Glypican-3 (GPC-3) is an oncofetal antigen that has a high degree of sensitivity for poorly differentiated and scirrhous HCC, while more than 50% of well-differentiated HCCs as well as benign hepatocytes are typically negative ( Fig. 56.31 ). Occasional cirrhotic nodules and high-grade dysplastic nodules may also show patchy GPC-3 staining. Many nonhepatocellular tumors, such as squamous cell carcinoma, melanoma, nonseminomatous germ cell tumors, and rare cases of cholangiocarcinoma can also be GPC-3 positive.

Polyclonal antibody to carcinoembryonic antigen (pCEA) yields a canalicular pattern of staining in most HCCs. It cross-reacts with biliary glycoprotein in the bile canaliculus. Cytoplasmic and/or luminal staining is usually present in most adenocarcinomas. However, the sensitivity of pCEA is low in poorly differentiated HCC and scirrhous HCC. Occasionally, it can be difficult to distinguish a canalicular pattern of staining from a membranous or luminal staining pattern commonly seen in adenocarcinomas.
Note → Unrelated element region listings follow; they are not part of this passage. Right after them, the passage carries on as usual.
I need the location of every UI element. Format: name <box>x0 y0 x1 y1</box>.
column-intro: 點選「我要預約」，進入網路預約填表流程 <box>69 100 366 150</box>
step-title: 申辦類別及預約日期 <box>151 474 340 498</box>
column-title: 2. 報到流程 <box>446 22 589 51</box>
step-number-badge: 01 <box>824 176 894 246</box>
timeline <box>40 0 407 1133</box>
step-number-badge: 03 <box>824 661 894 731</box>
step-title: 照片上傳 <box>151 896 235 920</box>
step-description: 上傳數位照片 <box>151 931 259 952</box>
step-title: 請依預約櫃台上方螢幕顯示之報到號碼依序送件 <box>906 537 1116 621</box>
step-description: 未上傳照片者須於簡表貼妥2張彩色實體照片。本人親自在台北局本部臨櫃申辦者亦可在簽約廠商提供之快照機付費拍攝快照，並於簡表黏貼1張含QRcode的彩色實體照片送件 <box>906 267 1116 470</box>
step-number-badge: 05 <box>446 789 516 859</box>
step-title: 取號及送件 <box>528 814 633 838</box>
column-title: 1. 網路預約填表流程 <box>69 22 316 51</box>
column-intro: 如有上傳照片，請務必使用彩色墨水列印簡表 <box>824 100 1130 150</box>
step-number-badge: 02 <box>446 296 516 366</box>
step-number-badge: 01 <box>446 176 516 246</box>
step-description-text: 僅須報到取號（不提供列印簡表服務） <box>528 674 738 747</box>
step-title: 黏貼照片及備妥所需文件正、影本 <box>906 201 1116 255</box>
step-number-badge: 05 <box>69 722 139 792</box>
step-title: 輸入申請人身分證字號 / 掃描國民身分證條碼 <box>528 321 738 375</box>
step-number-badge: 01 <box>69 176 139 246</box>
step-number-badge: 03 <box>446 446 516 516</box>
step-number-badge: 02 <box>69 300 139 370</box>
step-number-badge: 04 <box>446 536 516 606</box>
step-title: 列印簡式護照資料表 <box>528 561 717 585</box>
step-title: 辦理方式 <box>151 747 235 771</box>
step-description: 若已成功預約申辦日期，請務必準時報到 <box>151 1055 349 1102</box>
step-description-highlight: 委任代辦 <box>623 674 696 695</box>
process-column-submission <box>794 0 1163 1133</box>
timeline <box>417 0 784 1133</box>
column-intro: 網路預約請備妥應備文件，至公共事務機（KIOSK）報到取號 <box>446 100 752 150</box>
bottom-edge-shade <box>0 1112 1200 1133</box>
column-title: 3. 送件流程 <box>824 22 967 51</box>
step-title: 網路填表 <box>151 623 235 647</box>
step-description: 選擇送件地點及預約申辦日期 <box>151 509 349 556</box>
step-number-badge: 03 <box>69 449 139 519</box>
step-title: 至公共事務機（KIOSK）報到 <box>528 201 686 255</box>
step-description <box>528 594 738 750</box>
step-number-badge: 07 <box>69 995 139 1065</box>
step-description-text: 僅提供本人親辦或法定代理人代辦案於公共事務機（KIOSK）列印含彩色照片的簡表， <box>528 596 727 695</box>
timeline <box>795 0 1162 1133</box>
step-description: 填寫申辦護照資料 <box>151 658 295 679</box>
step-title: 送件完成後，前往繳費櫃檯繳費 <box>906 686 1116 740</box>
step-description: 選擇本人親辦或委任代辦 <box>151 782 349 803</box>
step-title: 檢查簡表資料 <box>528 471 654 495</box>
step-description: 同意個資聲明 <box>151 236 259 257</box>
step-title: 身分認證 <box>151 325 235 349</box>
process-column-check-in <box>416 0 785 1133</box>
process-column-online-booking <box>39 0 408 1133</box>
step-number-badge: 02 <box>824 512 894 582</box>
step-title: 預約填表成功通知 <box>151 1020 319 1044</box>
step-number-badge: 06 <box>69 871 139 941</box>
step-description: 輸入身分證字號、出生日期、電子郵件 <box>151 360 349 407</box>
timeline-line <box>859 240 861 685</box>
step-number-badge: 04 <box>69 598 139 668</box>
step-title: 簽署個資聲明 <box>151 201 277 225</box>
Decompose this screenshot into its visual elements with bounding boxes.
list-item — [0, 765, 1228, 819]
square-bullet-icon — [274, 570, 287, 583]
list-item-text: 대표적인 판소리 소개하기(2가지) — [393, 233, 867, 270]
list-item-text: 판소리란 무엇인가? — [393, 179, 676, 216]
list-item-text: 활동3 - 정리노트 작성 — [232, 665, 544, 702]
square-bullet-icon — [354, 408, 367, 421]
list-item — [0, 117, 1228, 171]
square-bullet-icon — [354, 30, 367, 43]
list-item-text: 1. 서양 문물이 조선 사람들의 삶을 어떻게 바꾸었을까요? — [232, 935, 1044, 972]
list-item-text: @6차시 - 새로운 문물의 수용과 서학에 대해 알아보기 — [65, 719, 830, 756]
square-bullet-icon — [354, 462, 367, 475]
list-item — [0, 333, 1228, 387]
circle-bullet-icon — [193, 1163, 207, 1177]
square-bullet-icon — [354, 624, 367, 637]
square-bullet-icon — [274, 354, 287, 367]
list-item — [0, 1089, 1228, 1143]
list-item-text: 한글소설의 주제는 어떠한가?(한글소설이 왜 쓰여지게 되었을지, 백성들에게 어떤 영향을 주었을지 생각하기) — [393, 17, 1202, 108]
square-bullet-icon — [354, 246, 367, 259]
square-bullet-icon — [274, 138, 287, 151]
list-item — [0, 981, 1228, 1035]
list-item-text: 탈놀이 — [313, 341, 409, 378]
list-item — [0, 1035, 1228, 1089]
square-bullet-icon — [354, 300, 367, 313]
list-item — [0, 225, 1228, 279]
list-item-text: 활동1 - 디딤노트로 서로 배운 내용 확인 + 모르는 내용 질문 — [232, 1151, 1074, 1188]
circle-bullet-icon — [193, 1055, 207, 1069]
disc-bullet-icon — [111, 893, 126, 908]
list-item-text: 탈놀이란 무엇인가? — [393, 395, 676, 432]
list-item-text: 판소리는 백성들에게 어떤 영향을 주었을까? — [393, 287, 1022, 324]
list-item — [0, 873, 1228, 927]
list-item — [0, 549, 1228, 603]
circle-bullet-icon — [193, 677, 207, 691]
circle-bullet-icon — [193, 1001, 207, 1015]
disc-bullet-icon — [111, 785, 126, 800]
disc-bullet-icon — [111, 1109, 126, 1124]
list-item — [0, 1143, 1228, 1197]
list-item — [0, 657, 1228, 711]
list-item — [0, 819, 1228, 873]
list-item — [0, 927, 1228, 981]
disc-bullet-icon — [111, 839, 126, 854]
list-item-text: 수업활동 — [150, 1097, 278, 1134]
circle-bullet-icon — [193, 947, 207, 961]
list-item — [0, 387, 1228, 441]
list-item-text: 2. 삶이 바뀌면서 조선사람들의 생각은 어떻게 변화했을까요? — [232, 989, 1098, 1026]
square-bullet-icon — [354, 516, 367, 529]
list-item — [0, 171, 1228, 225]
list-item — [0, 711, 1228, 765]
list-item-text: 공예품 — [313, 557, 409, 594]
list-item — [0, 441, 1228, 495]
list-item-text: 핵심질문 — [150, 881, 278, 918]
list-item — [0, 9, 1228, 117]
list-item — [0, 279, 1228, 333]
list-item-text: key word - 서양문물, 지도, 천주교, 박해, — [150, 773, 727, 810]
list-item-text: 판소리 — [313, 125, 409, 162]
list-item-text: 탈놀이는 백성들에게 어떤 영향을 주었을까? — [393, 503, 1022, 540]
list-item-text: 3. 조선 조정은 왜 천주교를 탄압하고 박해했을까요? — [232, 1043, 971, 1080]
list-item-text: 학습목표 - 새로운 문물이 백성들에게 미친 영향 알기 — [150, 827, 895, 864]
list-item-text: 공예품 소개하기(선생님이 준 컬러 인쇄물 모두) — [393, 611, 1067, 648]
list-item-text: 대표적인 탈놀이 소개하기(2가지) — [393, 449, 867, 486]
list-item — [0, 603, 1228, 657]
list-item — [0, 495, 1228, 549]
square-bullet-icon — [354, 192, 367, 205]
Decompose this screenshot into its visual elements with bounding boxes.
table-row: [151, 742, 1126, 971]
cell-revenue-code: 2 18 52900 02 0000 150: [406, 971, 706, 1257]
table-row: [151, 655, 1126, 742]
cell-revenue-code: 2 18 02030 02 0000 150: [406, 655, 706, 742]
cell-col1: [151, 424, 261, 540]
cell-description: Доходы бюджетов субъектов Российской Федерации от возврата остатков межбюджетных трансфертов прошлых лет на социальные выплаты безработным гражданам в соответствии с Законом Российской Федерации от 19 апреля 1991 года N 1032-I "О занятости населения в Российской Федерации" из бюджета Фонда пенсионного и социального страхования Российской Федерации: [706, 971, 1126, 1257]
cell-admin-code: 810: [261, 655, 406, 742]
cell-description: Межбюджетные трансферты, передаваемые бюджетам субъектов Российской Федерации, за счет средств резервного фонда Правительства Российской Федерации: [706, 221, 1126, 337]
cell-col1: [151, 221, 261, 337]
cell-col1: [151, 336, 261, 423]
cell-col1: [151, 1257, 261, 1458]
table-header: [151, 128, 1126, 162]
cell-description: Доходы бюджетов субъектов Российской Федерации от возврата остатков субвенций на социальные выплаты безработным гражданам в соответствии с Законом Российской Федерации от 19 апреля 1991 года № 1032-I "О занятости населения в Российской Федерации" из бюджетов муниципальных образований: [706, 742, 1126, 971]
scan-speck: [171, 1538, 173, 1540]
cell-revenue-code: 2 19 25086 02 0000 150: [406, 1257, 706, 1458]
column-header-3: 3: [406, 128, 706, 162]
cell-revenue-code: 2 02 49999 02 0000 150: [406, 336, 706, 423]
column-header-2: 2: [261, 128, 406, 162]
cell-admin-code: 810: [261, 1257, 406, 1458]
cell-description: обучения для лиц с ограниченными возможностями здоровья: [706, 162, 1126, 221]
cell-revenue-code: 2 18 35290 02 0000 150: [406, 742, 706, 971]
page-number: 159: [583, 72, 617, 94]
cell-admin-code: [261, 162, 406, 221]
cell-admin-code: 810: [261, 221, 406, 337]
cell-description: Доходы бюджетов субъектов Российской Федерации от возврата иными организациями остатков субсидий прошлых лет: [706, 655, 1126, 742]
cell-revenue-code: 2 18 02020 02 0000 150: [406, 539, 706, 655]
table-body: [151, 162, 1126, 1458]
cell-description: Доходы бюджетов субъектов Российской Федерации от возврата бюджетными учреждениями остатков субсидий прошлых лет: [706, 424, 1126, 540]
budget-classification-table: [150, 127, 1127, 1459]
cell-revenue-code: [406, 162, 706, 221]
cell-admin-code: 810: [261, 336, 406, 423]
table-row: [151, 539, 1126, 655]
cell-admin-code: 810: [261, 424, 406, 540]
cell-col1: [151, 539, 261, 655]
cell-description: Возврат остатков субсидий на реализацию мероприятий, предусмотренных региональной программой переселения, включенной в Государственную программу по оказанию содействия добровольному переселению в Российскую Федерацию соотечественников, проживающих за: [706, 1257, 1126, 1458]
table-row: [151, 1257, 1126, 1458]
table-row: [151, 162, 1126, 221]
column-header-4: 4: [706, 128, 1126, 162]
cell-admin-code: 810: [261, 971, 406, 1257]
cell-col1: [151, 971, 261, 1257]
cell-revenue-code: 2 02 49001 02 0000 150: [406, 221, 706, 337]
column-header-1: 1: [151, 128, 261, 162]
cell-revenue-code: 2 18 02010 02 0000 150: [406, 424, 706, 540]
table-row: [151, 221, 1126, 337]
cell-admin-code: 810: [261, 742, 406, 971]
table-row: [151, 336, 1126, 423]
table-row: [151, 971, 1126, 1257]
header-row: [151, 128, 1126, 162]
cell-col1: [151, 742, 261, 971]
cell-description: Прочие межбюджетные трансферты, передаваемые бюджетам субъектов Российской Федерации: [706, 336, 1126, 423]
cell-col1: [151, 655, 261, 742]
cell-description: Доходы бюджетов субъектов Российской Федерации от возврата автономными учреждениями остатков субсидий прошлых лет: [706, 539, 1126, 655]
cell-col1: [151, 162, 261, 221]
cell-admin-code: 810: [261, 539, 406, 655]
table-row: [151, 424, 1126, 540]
Albumin in situ hybridization (not immunohistochemistry) is a useful marker of primary hepatic origin, as it is positive in both HCC (80% to 90%) and intrahepatic cholangiocarcinomas (iCCAs; 60% to 70%), but is negative in most other carcinomas. Pancreatic acinar cell carcinomas can be strongly positive, while focal staining can occur in carcinomas from a variety of sites such as gallbladder, breast, and lung.

Other hepatocellular markers include CD10, bile salt export pump (BSEP), and villin, which show a canalicular pattern similar to pCEA in HCCs. AFP has a low sensitivity (30%) and is usually negative in well-differentiated cases.

Differential Diagnosis

HCC must be distinguished from FNH, adenoma, and high-grade dysplastic nodules at the well-differentiated end of the spectrum (see earlier sections) and from cholangiocarcinoma and nonhepatocellular tumors for moderate or poorly differentiated cases ( Tables 56.7 to 56.9 ).